The Duncans grew an assortment of fruit, vegetables, pumpkins, and became known for some of the best pressed cider in the region.
“I loved to make cider and I loved to make hay,” said Duncan.
On Halloween weekend in 1962, tragedy struck when their huge barn burned to the ground.
“It was a gorgeous barn,” said Helena Duncan. “If you look out the back of the fruit stand you can see where it was.”
A newspaper article at the time of the fire noted that the Duncans lost 8,000 bales of hay, but thankfully all of the livestock was out in the pasture.
A few years later the farm was hit with another blow. This time from New York State when they ran the Route 23 bypass right through the middle of Duncan’s fields.
“The state didn’t care that was his retirement there in those fields,” said Helena Duncan.
“Plums and pears were over there where the bypass was,” Duncan recalled. “All wiped out.”
But fruit and hay weren’t the only things the family grew.
“I planted 5,000 Christmas trees,” Duncan said.
“On his hands and knees,” Helena Duncan added.
Duncan also made kissing balls for many years, while his wife made wreaths and customers traveled for miles each holiday season to get their tree in South Cairo. Today, most of the trees are giants―20 feet tall or higher―and popular among businesses.
“If I had known I was going to live this long I would have planted more,” Duncan smiled.
When the family wasn’t working on the farm or at the stand, they often piled in the car for fishing trips.
“He loves his fishing,” said Helena Duncan.
In 2002, following his hip replacement surgery, Duncan took on a new hobby: making lures.
“I would sit and make fishing lures while I was recuperating,” he said “If you can catch a fish on a homemade lure, it is even better.”
And while he is now retired, Duncan still loves to plant and garden, growing sunflowers, marigolds, morning glories, and an abundance of tomatoes.

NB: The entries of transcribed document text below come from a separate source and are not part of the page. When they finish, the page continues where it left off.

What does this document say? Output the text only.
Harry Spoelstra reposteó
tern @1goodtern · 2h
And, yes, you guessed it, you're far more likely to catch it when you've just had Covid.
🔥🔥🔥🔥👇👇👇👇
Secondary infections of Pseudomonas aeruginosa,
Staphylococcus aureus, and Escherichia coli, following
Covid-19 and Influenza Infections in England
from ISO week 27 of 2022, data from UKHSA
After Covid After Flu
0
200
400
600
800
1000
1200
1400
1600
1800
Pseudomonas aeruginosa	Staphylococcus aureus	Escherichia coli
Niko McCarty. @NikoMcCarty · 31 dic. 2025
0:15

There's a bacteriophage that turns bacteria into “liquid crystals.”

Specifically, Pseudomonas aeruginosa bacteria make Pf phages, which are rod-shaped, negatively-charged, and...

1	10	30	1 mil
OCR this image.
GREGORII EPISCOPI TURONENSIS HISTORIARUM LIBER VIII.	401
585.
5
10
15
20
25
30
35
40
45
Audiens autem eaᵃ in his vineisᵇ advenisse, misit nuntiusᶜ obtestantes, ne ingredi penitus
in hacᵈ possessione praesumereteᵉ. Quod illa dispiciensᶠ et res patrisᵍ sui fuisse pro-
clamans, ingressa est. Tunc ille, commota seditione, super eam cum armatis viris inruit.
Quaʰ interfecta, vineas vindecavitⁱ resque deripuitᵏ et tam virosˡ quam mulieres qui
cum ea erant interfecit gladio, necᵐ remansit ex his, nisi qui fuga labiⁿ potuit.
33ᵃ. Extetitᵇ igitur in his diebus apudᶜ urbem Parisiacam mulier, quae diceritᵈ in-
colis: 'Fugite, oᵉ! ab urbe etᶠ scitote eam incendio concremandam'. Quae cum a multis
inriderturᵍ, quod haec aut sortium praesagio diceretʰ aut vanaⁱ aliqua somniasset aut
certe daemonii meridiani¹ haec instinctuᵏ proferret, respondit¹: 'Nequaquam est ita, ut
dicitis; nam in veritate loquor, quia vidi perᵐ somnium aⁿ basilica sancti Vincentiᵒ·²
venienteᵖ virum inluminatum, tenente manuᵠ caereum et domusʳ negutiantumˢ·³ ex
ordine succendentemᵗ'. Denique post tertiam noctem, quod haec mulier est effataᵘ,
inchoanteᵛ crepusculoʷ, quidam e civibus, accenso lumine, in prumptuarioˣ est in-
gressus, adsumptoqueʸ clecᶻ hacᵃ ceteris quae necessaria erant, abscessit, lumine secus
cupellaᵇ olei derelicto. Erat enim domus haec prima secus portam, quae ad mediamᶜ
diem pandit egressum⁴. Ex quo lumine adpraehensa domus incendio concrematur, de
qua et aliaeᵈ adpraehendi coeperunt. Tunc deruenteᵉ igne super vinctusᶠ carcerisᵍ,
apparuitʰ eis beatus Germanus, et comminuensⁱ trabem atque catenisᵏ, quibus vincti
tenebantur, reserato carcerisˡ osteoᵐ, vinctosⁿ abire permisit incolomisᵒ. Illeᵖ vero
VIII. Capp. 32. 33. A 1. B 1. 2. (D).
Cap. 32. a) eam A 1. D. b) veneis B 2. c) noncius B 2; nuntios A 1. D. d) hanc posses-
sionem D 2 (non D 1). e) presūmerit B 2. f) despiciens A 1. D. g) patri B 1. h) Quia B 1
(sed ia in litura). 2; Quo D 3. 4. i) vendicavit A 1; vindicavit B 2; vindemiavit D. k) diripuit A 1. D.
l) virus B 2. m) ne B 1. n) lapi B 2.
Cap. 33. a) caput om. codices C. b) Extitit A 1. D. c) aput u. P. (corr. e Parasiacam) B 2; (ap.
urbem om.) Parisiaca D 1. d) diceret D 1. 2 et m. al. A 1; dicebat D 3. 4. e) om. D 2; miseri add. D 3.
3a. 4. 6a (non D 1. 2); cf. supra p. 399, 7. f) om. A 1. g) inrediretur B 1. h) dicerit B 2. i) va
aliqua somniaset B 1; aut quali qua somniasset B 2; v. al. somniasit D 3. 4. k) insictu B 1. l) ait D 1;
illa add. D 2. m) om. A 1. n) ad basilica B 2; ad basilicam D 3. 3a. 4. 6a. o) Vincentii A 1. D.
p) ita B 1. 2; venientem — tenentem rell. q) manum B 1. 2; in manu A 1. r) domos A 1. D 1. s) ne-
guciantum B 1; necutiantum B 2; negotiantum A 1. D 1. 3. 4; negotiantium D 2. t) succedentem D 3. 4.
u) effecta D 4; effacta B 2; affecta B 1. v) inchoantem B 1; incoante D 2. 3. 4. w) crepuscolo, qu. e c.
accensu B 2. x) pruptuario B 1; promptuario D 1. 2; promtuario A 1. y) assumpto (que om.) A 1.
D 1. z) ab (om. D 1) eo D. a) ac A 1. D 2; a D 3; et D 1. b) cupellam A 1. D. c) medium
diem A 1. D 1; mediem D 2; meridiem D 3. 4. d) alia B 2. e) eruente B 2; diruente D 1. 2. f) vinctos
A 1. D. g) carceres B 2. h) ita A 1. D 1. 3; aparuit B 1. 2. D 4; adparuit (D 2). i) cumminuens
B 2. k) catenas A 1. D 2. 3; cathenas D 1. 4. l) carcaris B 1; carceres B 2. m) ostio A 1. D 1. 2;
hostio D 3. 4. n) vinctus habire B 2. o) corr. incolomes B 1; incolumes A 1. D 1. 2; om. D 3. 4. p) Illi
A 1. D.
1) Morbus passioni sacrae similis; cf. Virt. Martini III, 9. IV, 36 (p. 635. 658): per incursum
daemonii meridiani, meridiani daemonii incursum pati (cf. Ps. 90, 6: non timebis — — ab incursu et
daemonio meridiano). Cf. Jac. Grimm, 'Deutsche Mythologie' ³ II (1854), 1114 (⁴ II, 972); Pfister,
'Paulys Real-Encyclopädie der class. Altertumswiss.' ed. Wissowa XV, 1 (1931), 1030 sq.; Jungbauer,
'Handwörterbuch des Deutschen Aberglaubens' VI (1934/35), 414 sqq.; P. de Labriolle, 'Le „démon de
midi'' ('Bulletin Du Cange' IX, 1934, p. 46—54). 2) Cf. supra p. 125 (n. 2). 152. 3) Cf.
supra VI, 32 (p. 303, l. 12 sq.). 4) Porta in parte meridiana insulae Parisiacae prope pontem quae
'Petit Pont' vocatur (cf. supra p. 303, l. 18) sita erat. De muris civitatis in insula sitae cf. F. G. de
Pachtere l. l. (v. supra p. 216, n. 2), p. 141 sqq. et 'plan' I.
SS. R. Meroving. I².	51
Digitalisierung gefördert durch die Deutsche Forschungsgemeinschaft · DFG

“His health is very good,” said Helena Duncan. “He takes very few medications. He keeps active.”
Duncan also eats the same breakfast every day: prunes, Cheerios, a pastry, and orange juice. Lunch is routine, too: a sandwich, small cupcake, and Tang. He skips snacks, except for one single Reece’s peanut butter cup after dinner each night.
“The whole bowl could be sitting there, and he only eats one,” Helena Duncan said
Duncan’s grandparents both lived to nearly 100, so good genes run in the family. But he has a few other secrets, too.
“I never got into smoking or drinks,” he said. “Good old hard work. I played hard and worked hard.”
“I don’t worry about anything,” he added. “I don’t have time for worry.”
Eleanor Duncan passed away on September 4, 2016, just six weeks shy of their 70th wedding anniversary.
“Love and forgive,” said Duncan. “That is the secret to that.”
His son, Doug, passed away in 2023, and he stays close with Helena, Edward, and Doug’s wife Rene.
“Enjoy life while you are young,” he says. “Go fishing whenever you have time―make time.”
For anyone who would like to wish Duncan a happy birthday, cards and phone calls are appreciated at 2697 Route 23B, South Cairo, NY 12482 or 518-622-9301. A birthday celebration is being planned for this spring.